Social work blues

Review of ‘Fourth of July Creek’ by Smith Henderson.

 

Fourth of July Creek
Smith Henderson
470 pages, hardcover:
$26.99.
Ecco, 2014.

Fourth of July Creek, the robust debut of Portland-based novelist Smith Henderson, follows the life of Pete Snow, a state social worker in the fictional town of Tenmile, Montana. At work, Snow is steady and skillful, able to calm frightened children and parse messy domestic situations. But after hours, he’s an alcoholic prone to unbridled benders, alienated from his own land-baron dad and fugitive brother. He has lived in an isolated cabin ever since he left his cheating wife.

One day in the early 1980s, a disheveled child named Benjamin wanders into the town, west of Glacier National Park. Pete buys Benjamin new clothes and medicine for giardia and scurvy, and returns him to the remote spot the boy calls home. Benjamin’s father, Jeremiah, a wild-bearded, scripture-quoting, shotgun-toting survivalist, collects his son while threatening Pete with a “fatal wrath.” But Pete refuses to give up on this odd family, gradually befriending them as you might a pair of skittish wild animals.

Meanwhile, after Pete’s hard-partying wife moves to Texas, their 13-year-old daughter, Rachel, runs away. Pete, who blames himself for neglecting his daughter, takes off on a cross-country mission to rescue her. As he tells his estranged wife, “I take kids away from people like us.” We learn what’s happening to Rachel through question-and-answer sessions interspersed throughout the novel, in which she details all she endures as she drifts.
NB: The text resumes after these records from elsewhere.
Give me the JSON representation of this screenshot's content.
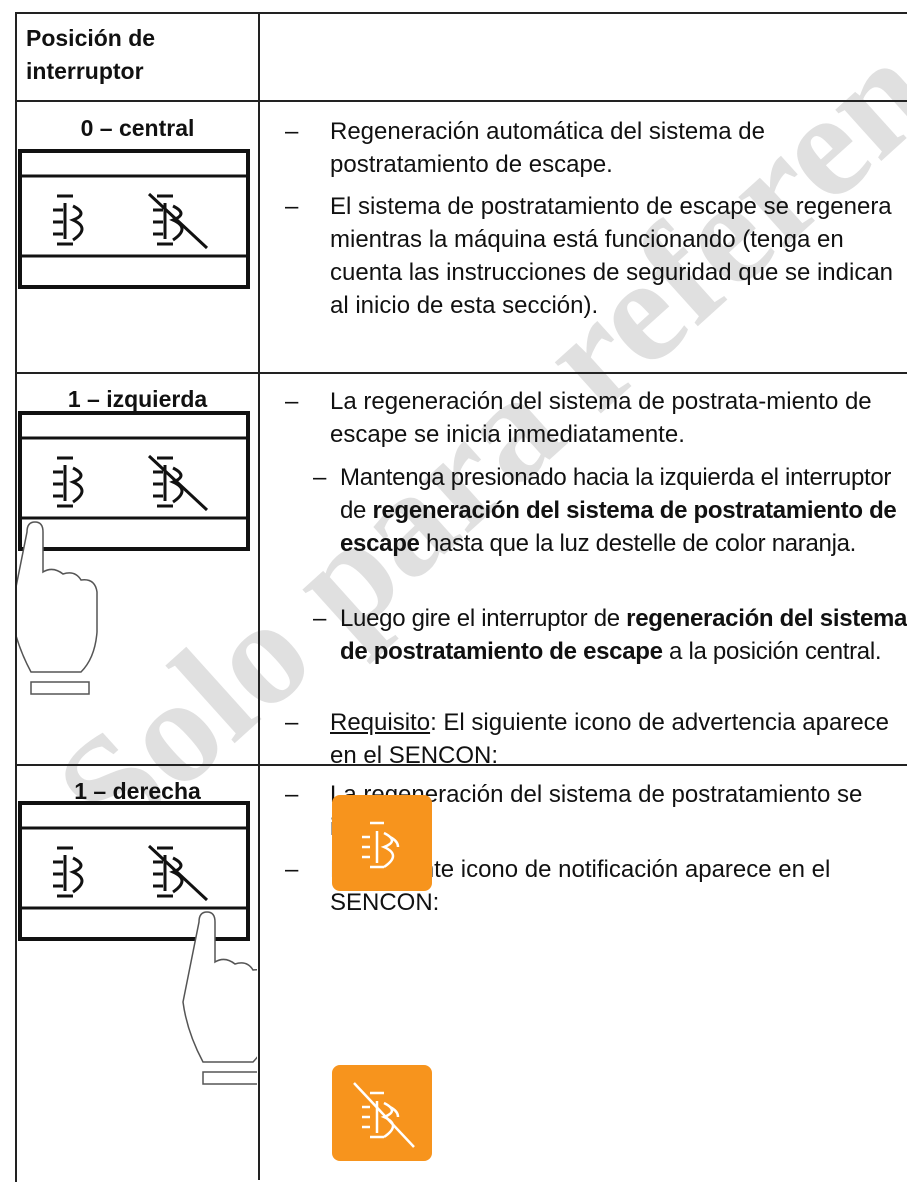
{
  "watermark": "Solo para referencia",
  "bullet": "–",
  "table": {
    "header": "Posición de interruptor",
    "rows": [
      {
        "position": "0 – central",
        "items": [
          "Regeneración automática del sistema de postratamiento de escape.",
          "El sistema de postratamiento de escape se regenera mientras la máquina está funcionando (tenga en cuenta las instrucciones de seguridad que se indican al inicio de esta sección)."
        ]
      },
      {
        "position": "1 – izquierda",
        "items": [
          "La regeneración del sistema de postrata-miento de escape se inicia inmediatamente.",
          [
            "Requisito",
            ": El siguiente icono de advertencia aparece en el SENCON:"
          ]
        ],
        "sub": [
          [
            "Mantenga presionado hacia la izquierda el interruptor de ",
            "regeneración del sistema de postratamiento de escape",
            " hasta que la luz destelle de color naranja."
          ],
          [
            "Luego gire el interruptor de ",
            "regeneración del sistema de postratamiento de escape",
            " a la posición central."
          ]
        ]
      },
      {
        "position": "1 – derecha",
        "items": [
          "La regeneración del sistema de postratamiento se inhabilita.",
          "El siguiente icono de notificación aparece en el SENCON:"
        ]
      }
    ]
  }
}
Fourth of July Creek is rife with painfully honest, hard-won insights about kids out on the street or caught up in the system; the author once worked at a group home for juveniles in Missoula, and his experience brings a unique authenticity to the story.
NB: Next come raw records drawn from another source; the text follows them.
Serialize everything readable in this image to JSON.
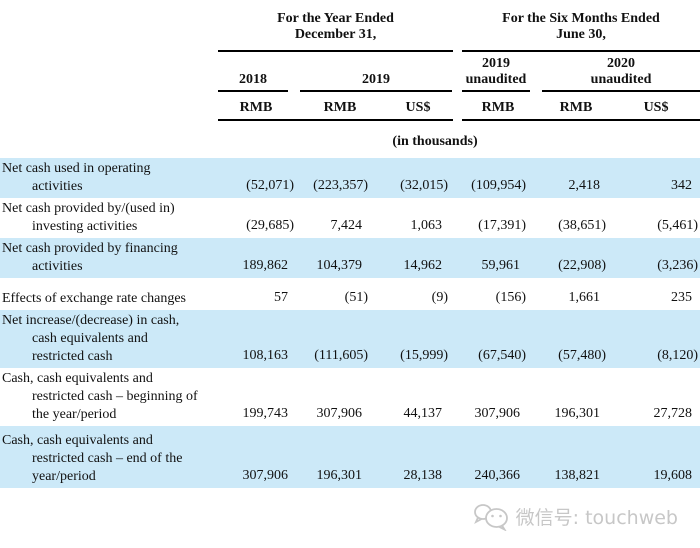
{
  "table": {
    "group_headers": [
      "For the Year Ended\nDecember 31,",
      "For the Six Months Ended\nJune 30,"
    ],
    "year_headers": [
      "2018",
      "2019",
      "2019\nunaudited",
      "2020\nunaudited"
    ],
    "currency_headers": [
      "RMB",
      "RMB",
      "US$",
      "RMB",
      "RMB",
      "US$"
    ],
    "units_note": "(in thousands)",
    "rows": [
      {
        "label": "Net cash used in operating\nactivities",
        "values": [
          "(52,071)",
          "(223,357)",
          "(32,015)",
          "(109,954)",
          "2,418",
          "342"
        ]
      },
      {
        "label": "Net cash provided by/(used in)\ninvesting activities",
        "values": [
          "(29,685)",
          "7,424",
          "1,063",
          "(17,391)",
          "(38,651)",
          "(5,461)"
        ]
      },
      {
        "label": "Net cash provided by financing\nactivities",
        "values": [
          "189,862",
          "104,379",
          "14,962",
          "59,961",
          "(22,908)",
          "(3,236)"
        ]
      },
      {
        "label": "Effects of exchange rate changes",
        "values": [
          "57",
          "(51)",
          "(9)",
          "(156)",
          "1,661",
          "235"
        ]
      },
      {
        "label": "Net increase/(decrease) in cash,\ncash equivalents and\nrestricted cash",
        "values": [
          "108,163",
          "(111,605)",
          "(15,999)",
          "(67,540)",
          "(57,480)",
          "(8,120)"
        ]
      },
      {
        "label": "Cash, cash equivalents and\nrestricted cash – beginning of\nthe year/period",
        "values": [
          "199,743",
          "307,906",
          "44,137",
          "307,906",
          "196,301",
          "27,728"
        ]
      },
      {
        "label": "Cash, cash equivalents and\nrestricted cash – end of the\nyear/period",
        "values": [
          "307,906",
          "196,301",
          "28,138",
          "240,366",
          "138,821",
          "19,608"
        ]
      }
    ]
  },
  "watermark": {
    "text": "微信号: touchweb",
    "icon": "wechat-icon"
  },
  "colors": {
    "row_highlight": "#cce9f8",
    "rule_black": "#000000",
    "watermark_gray": "#c7c7c7"
  }
}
At times, the novel is so bleak that only the precision and beauty of Henderson’s language keeps you from flinching away: “Medallions from the quaking aspen lay about in a golden hoard, blowing up in parade confetti as he drove through them.” But keep reading, and you’ll find yourself caring about the wounded people who stagger through this book too much to ever want to leave them. It seems as if Henderson felt the same way — he ends the book in mid-sentence, the fate of one character not fully revealed. Expect the hosannas for this rich, heartbreaking novel to continue for years to come.